オフィス鴻

採用担当者の必須能力

2023年12月14日

新卒者の採用が一段と難しくなった上に短期離職者の増加、生成AIの登場により世の中の動きや働き方が変わってきたことなどから、中途採用者の選考基準も変わり始めているように感じます。これまでは、同業種・同業界経験者(即戦力)やITスキル保持者への求人が多かったのですが、一部の職種・ポジションでは順応性・ビジョンへの共感などを重視する傾向に移りつつあるようです。当たり前の話ですが、転職サイトは成約案件に応じて企業から報酬を受け取るビジネスモデルですから、職務経歴書作成や模擬面接を行って成約率を高める取り組みも行っています。そのため、転職エージェントの質によって、採用担当者が採用希望部署とのミスマッチを見抜けずに、採用後に実際の現場では「使えない」人材が混じり込む可能性があることも事実です。そのような事態になって一番困るのは、配属先の担当者ですよね。

つぎに、一般論として仕事をするうえで重要視されるのは次の5つのスキルだと言われています。
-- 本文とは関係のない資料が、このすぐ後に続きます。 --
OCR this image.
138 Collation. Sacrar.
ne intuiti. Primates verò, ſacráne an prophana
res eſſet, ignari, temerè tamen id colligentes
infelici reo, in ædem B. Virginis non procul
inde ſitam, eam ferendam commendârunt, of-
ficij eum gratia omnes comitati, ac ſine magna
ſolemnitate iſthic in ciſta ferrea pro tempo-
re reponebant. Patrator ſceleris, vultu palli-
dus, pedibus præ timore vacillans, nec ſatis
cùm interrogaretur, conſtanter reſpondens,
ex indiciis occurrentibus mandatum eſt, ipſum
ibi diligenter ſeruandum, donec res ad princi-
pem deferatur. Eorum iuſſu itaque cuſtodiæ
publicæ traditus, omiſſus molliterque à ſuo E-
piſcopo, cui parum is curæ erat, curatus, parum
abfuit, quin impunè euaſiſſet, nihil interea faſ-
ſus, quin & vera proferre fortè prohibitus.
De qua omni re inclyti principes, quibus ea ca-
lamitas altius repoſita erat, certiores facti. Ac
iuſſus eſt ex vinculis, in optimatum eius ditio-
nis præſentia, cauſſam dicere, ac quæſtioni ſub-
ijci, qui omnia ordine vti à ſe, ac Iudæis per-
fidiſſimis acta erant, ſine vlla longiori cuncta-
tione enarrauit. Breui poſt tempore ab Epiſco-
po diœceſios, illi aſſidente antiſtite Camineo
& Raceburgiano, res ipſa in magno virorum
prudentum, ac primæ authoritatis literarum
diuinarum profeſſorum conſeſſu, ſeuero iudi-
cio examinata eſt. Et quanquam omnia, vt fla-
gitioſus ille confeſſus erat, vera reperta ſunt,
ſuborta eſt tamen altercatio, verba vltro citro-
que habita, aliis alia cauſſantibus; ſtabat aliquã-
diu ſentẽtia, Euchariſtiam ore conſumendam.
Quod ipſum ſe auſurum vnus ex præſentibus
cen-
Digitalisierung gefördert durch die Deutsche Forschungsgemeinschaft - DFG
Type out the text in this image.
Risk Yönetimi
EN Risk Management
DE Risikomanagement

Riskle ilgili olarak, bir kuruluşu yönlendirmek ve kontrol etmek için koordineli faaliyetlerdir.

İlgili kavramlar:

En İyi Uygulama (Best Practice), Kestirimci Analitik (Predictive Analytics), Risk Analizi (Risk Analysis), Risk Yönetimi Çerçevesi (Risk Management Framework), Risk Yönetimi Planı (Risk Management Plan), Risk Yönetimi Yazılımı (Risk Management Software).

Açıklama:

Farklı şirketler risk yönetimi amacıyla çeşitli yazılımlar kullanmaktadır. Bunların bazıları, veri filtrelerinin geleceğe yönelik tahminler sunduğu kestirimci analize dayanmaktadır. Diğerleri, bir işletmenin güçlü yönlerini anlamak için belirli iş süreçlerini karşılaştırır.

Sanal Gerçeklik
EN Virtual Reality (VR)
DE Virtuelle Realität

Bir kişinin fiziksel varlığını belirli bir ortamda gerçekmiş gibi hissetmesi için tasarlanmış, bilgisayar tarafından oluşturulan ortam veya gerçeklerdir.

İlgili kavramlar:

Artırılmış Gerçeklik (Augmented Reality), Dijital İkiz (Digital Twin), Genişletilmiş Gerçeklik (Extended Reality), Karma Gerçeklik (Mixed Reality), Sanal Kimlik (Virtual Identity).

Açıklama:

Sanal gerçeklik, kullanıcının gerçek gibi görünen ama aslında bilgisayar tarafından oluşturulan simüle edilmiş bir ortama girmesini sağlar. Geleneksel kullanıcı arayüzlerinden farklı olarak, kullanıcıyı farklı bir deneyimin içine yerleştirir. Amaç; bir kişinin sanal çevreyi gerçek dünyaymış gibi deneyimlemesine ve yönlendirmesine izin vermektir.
良好な対人関係からビジネスへ貢献する「効果的なコミュニケーション力」、高い対人関係構築により最大の効果を引き出す「チームワーク力」、複数の視点から客観的に物事を見ることで相手に共感を与える「影響力」、論理的でクリエイティブな思考を基にした「建設的な課題解決力」、そして企業経営を続けるための的確なアドバイスと行動ができる「リーダーシップ力」が相当します。

そのような視点から考えると、面接者、応募者双方に自分の考えを言語化できるスキルがないと、採用・入社後にミスマッチが起こる可能性が高くなるのではないでしょうか。「将来の姿が想像できない人材」に内定を出すことは、企業側が大きな損害を被るリスクがあると感じます。しかし、限られた面接時間や職務経歴書の中で面接官が一番知りたいのは仕事に対する熱意であり、応募者が知りたい(または知るべき)のは企業の本当の姿だと思います。採用活動が上手くいっていない企業は、人事部門のリスキリングや管理職を含む人事異動も視野に入れておくべきだと感じます。